On pedigree alone, Closer was pretty much destined for success. Based on an award-winning play, featuring four major film stars, all at the peak of their abilities, as directed by (the late) legendary helmsman Mike Nichols, it’s really no surprise that this movie is as good as it is. Closer is a film full of subtle, smart choices. 
Closer follows the lives of four different individuals whose lives all collide over a multiple year period in London. There’s Alice (Natalie Portman, simultaneously incredibly sexy and vulnerable, a performance she would later repeat in Black Swan, albeit with more edge), an American stripper; early on in the film, she meets, and falls in love with, Dan (Jude Law – doing his icy British thing), an up-and-coming writer.

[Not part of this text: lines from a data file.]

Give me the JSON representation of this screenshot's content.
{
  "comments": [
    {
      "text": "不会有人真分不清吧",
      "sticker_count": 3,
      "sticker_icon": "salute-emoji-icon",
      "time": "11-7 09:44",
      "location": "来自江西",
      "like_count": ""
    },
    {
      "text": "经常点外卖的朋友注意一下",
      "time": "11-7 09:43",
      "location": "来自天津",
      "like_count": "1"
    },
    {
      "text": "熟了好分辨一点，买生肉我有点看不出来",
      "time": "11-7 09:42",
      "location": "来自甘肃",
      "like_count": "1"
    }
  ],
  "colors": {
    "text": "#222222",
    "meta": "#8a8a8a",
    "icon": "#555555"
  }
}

Shortly thereafter, he is photographed by Anna (Julia Roberts), and then, after one of the more strangely humorous scenes of online sex chat depicted in film, she meets Larry (Clive Owen), a dickish dermatologist.

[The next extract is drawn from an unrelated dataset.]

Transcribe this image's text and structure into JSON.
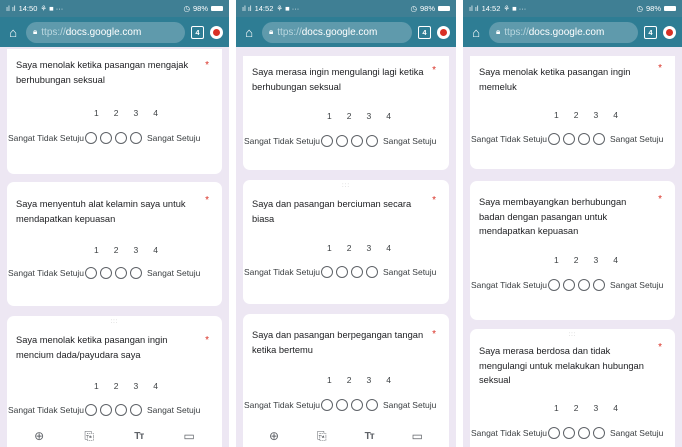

(It’s kind of interesting, and worth mentioning, that both men are Brits and both women are Americans – there may be some subtext here though it wasn’t apparent to me.)

As the four engage in a love quadrangle, it’s fascinating to observe what Nichols, and screenwriter (and author of the original play) Patrick Marber do and don’t include on-screen, when they decide to have time jumps and skips and when they slow things down. There’s a different kind of voyeurism here, showing some of the most intimate moments between the couples, the coming togethers and falling aparts rather than the sex scenes that would normally occupy the duration of a film like this. So many films about adult relationships depict sex, and specifically depict it as an artful act (arched backs and gleaming skin); other films try to contrast by showing a more realistic version of sex, with the foibles and funny sounds that are more representative of real life. Here, the sex is only ever talked about. This is no mistake, to be sure.

Closer is a bit messy – there are themes left dangling here, ideas that never quite fully get connected together. But those are mere details – this is a film that knows what it is and successfully shows us something fresh, with an off-kilter energy.